A ampla coalizão formada em torno do novo primeiro-ministro italiano, Mario Draghi, pode favorecer o crescimento do partido de direita radical Irmãos da Itália, afirma o cientista político Daniele Albertazzi, professor da Escola de Governo da Universidade de Birmingham, no Reino Unido.

Draghi se tornou nesta sexta (12) chefe do governo italiano, após reunir sob sua chefia partidos de todo o espectro político. Na manhã deste sábado (13) ele fez o juramento e tomou posse oficialmente no cargo.

Com a adesão de duas das três principais siglas de direita italianas —a Liga, liderada pelo populista Matteo Salvini, e Força Itália, do ex-premiê Silvio Berlusconi—, o Irmãos da Itália se tornou a única força de oposição no país.

Beneficiada da pela lei italiana —que exige representação proporcional de vozes na mídia—, a líder oposicionista Giorgia Meloni e outras figuras do seu partido ganharão enorme espaço em debates na TV e nas rádios italianas, diz Albertazzi, que é especialista em populismo e nacionalismo.

Esse é o motivo pelo qual Salvini se opunha inicialmente a participar do novo governo, segundo o cientista político: “Ele sabe que corre um grande risco de ver o Irmãos de Itália superar a Liga e exigir a cabeça de chapa da direita nas próximas eleições”. O líder populista, no entanto, precisou ceder aos caciques do norte Italiano, principalmente da Lombardia e do Veneto, de onde vem sua sustentação política.

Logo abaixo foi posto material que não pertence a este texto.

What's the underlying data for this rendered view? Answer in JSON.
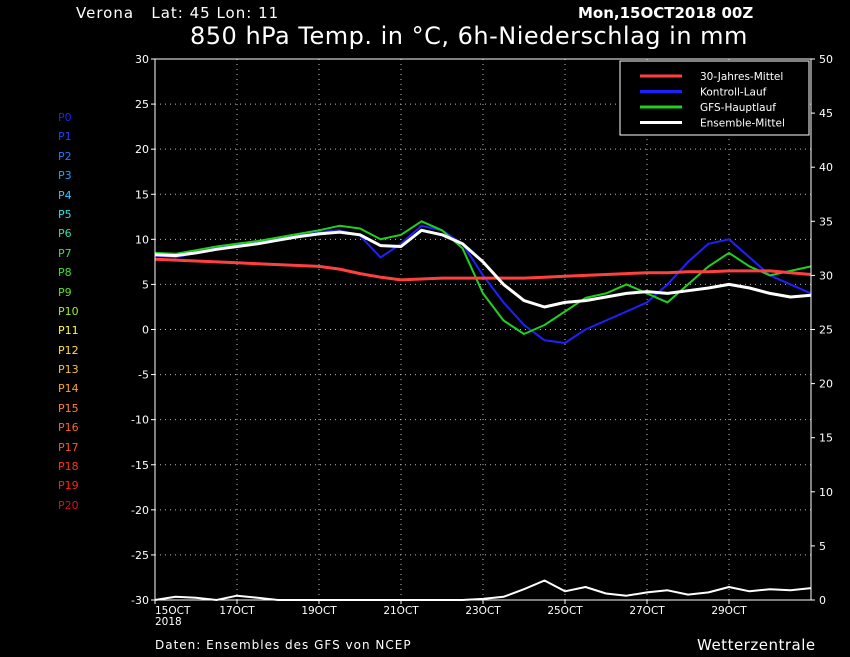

De acordo com Albertazzi, não deveria ser surpresa a união de uma agremiação vista como adversária da União Europeia a um premiê totalmente identificado com o projeto europeu. “A questão europeia não tem a menor importância nos manifestos e na política da Liga. Seus eurodeputados votaram pelo Tratado de Lisboa [que reformou a União Europeia em 2007], e a única ressalva que fizeram à Constituição foi a de que deveria haver menção à fé cristã, o que está muito longe de ser uma atuação eurocética.”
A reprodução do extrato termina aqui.